Vidas que engendran vidas, que más tarde mueren, árboles que caen en el bosque derribados por los años, pajarillos que te encuentras yertos bajo el alero del tejado, la perra viejita que sufría displasia y se arrastraba hasta mi cama para lamerme la cara y darme los buenos días y que un día hubimos de sacrificar, aquella vieja higuera que un verano se desplomó bajo el peso de los años. ¿Cómo asumir todo esto con la normalidad con que acogemos un día de lluvia, la frescura de una brisa en una cálida tarde de verano? Y siento que una ligera excitación corre por mis miembros. Al fin, ese momento en que todo se acaba, ese día en que acaso desde el lecho cercano a la muerte vuelva la mirada hacia el jardín y los rosales, hacia la yedra trepando por la fachada en donde los gorriones tienen su cobijo invierno y verano, a ese cielo azul donde es probable que floten nubes gordas y blancas como la nieve.

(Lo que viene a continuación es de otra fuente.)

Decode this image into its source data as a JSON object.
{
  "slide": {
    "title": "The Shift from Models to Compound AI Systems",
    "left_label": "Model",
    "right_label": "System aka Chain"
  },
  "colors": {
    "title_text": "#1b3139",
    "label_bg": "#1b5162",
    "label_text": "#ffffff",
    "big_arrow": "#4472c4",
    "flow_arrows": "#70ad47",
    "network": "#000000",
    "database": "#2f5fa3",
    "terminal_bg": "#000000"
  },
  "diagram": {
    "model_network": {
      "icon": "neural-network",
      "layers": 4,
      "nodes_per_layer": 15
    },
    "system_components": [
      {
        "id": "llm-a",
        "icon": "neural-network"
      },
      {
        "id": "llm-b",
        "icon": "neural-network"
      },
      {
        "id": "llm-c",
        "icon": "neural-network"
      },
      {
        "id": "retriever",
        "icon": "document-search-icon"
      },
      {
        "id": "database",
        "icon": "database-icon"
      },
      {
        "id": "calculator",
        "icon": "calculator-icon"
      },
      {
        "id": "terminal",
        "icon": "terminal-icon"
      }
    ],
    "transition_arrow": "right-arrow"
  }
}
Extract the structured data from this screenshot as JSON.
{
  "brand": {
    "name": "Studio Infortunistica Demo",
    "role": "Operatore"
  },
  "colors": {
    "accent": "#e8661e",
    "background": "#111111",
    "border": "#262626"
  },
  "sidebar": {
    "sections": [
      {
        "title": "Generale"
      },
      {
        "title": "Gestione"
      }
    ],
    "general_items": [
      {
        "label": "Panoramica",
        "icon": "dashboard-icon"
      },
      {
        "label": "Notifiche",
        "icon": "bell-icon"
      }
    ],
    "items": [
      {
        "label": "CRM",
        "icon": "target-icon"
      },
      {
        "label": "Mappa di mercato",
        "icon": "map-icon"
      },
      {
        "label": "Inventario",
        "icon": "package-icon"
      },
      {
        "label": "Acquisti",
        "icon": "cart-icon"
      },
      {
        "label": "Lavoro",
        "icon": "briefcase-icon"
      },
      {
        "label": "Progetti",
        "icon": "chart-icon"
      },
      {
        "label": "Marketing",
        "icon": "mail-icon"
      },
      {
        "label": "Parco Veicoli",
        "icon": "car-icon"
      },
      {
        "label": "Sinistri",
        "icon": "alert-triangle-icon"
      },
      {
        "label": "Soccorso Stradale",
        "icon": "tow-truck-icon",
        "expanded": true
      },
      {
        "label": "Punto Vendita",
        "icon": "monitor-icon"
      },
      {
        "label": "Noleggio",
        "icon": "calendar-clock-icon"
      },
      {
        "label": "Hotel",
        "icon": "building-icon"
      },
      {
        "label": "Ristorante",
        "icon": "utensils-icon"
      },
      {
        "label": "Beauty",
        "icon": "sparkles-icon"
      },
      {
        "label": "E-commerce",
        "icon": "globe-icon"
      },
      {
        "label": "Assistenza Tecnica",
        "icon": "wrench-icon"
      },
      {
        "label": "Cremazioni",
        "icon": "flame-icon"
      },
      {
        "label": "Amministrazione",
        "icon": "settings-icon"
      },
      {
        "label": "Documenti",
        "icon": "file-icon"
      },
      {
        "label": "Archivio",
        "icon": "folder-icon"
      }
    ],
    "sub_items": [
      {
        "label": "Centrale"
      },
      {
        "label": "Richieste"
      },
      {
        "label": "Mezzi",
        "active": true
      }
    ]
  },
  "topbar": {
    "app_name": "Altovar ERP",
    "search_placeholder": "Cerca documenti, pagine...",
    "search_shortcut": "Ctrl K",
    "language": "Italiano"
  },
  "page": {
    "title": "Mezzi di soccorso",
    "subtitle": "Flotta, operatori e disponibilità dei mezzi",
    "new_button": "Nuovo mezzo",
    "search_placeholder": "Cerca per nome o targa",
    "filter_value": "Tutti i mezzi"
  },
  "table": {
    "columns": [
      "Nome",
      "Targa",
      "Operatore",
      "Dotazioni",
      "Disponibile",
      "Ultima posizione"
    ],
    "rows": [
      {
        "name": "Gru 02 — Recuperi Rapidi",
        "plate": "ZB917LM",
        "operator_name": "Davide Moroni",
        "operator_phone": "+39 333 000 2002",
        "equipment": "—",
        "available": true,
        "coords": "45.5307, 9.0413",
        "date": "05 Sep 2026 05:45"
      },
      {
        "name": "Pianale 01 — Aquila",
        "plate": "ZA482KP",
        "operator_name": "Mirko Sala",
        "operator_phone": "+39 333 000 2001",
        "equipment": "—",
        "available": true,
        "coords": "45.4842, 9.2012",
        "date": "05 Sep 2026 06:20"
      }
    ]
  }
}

“Mentes konfusas”, había leído ayer desde la ventanilla del autobús en un graffiti sobre el muro de un pueblo que atravesaba. Entre la confusión y la luz está la cosa, pienso ahora, sumido de nuevo en mis pensamientos. En ese momento, sobre la mesa, más allá del teclado, correteó nerviosa una hormiga. Me incorporé en la silla y con el dedo índice la perseguí hasta espachurrarla. La vida de la hormiga se había detenido instantáneamente bajo la presión de la yema de mi dedo. Total, una hormiga, pensé, pero no era cierto, la dimensión de lo efímero había entrado en mi campo de visión como un rayo de sol que atravesara la bóveda de una iglesia gótica iluminando la penumbra con su luz repentina. La pequeñez de la hormiga no era suficiente como para mitigar la sensación de mi propia pequeñez, pero sobre todo la de la fugacidad de la vida que aparecía esta mañana como tintada por esa realidad simple que es morirse, tal como había sucedido unos segundos antes con la hormiga que se había atrevido a invadir mi mesa de trabajo.